Buckle told WorldNetDaily that during the last week in June, the official Zimbabwean television channel “bombarded [viewers] with government statements about how there is no going back on the land redistribution. And how white farmers must get off their land within 45 days and will not be allowed to grow any food.”
“Yesterday, I went on a four-hour journey through what used to be one of the most productive farming areas of the country, and the view from the window was horrific. There are just miles and miles of nothing to see. Most of the time it was hard to know just exactly where I was as almost all the road signs are gone, the tin stolen to be made into pots and pans. In all the little towns on the road, the sales yards are crammed full of secondhand farm equipment waiting to be auctioned – but there are no buyers,” Buckle said.
“The signs of neglect and squalor are visible in all the towns with pot holes, litter, shanty flea markets, beggars and street kids being an almost accepted part of the scenery. The fields that at this time of the year should be bursting with crops of irrigated wheat and winter vegetables are deserted, brown and weed-filled.”
Buckle told WorldNetDaily that the fence lines along the road have completely disappeared for dozens of kilometers, and trees have been chopped down by the new settlers for firewood.

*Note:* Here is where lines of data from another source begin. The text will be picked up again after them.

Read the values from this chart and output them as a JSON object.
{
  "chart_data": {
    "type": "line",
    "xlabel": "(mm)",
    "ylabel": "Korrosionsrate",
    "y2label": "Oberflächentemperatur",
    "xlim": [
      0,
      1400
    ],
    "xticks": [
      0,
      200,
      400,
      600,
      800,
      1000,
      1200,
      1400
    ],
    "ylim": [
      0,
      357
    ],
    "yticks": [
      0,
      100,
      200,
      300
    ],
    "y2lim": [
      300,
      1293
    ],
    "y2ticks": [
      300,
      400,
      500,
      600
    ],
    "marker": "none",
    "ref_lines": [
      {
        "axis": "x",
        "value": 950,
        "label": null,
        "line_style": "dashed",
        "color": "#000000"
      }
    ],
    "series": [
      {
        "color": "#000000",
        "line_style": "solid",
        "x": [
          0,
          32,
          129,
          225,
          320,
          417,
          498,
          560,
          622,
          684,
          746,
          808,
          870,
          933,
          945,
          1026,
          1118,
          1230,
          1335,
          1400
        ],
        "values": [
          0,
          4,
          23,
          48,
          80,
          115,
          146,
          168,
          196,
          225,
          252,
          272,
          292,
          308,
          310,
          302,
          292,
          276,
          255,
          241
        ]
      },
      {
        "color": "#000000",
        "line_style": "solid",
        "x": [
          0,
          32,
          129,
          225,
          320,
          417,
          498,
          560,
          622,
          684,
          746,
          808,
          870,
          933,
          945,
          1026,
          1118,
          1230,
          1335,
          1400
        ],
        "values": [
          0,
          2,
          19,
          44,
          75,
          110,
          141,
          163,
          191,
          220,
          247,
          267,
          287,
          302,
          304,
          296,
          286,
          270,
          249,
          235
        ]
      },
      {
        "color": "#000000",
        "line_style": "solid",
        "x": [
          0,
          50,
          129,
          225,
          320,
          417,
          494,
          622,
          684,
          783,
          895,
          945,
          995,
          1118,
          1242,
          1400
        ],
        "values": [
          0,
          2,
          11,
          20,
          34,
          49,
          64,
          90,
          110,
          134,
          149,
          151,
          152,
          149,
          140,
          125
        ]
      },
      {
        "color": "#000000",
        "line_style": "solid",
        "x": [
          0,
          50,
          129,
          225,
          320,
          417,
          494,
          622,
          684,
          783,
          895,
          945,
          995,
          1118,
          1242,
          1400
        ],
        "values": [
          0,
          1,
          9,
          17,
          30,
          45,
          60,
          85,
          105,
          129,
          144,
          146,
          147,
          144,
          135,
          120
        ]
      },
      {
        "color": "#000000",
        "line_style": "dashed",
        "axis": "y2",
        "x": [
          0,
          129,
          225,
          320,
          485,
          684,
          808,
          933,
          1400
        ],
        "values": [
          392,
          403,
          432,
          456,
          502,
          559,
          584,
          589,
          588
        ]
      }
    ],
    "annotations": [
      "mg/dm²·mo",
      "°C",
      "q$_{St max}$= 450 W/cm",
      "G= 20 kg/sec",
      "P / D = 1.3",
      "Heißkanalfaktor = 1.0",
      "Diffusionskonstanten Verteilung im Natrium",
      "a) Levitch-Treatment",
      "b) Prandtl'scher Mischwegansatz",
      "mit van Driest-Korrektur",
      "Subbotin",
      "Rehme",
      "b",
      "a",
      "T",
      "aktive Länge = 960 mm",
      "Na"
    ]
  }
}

“A large part of the journey was through smoke-filled air, and there were few stretches of the road where there was not a fire burning,” Buckle said.
“It was cause for both exclamation and excitement to see a farm that was still working, to see a 20-acre square of green wheat being irrigated. I looked with great interest at all the settlers, squatters and war veterans that are visible from the road, but what I saw did not give any cause for hope whatsoever. As on our property, Zimbabwe’s new farmers are concentrated in camps near the roadside and are living in appalling conditions. Their houses are tatty little shacks covered with thatching grass or old plastic. Their complexes are surrounded by felled trees, and the men sit around in groups near the edge of the road.”
Continued Buckle, “There was no sign of any production at all, and small herds of cattle look painfully thin. On a four-hour journey through Zimbabwe’s prime agricultural land, the only things on the side of the road available to buy were fishing worms and firewood. One man had half a dozen pockets of sweet potatoes to sell, but at Z$100 a kilogram, he didn’t have many takers.”
Buckle said that another of her fellow farmers had her farm taken away.
“At the end of a long and tiring day, I got home to the news that yet another friend had been forced off her farm. Given two hours notice to vacate her house, she lived through that day of hell which has now become commonplace in Zimbabwe. This morning she and her family are homeless and jobless, and their life lies in boxes and cartons on a friend’s lawn,” she said.
“The home they built, the lands they tended, the workers they employed are now just memories, and I could not find the words to tell yet another white farmer how dreadfully sorry I was for their loss and anguish. Within months, they will leave the country of their birth because they are farmers and know no other way to earn their living. They will have to go somewhere where they are allowed to grow food.”
Mozambique is one possible destination for white Zimbabwean farmers, as the government of this former Portuguese colony has officially invited white Zimbabweans to come there and begin tilling the soil.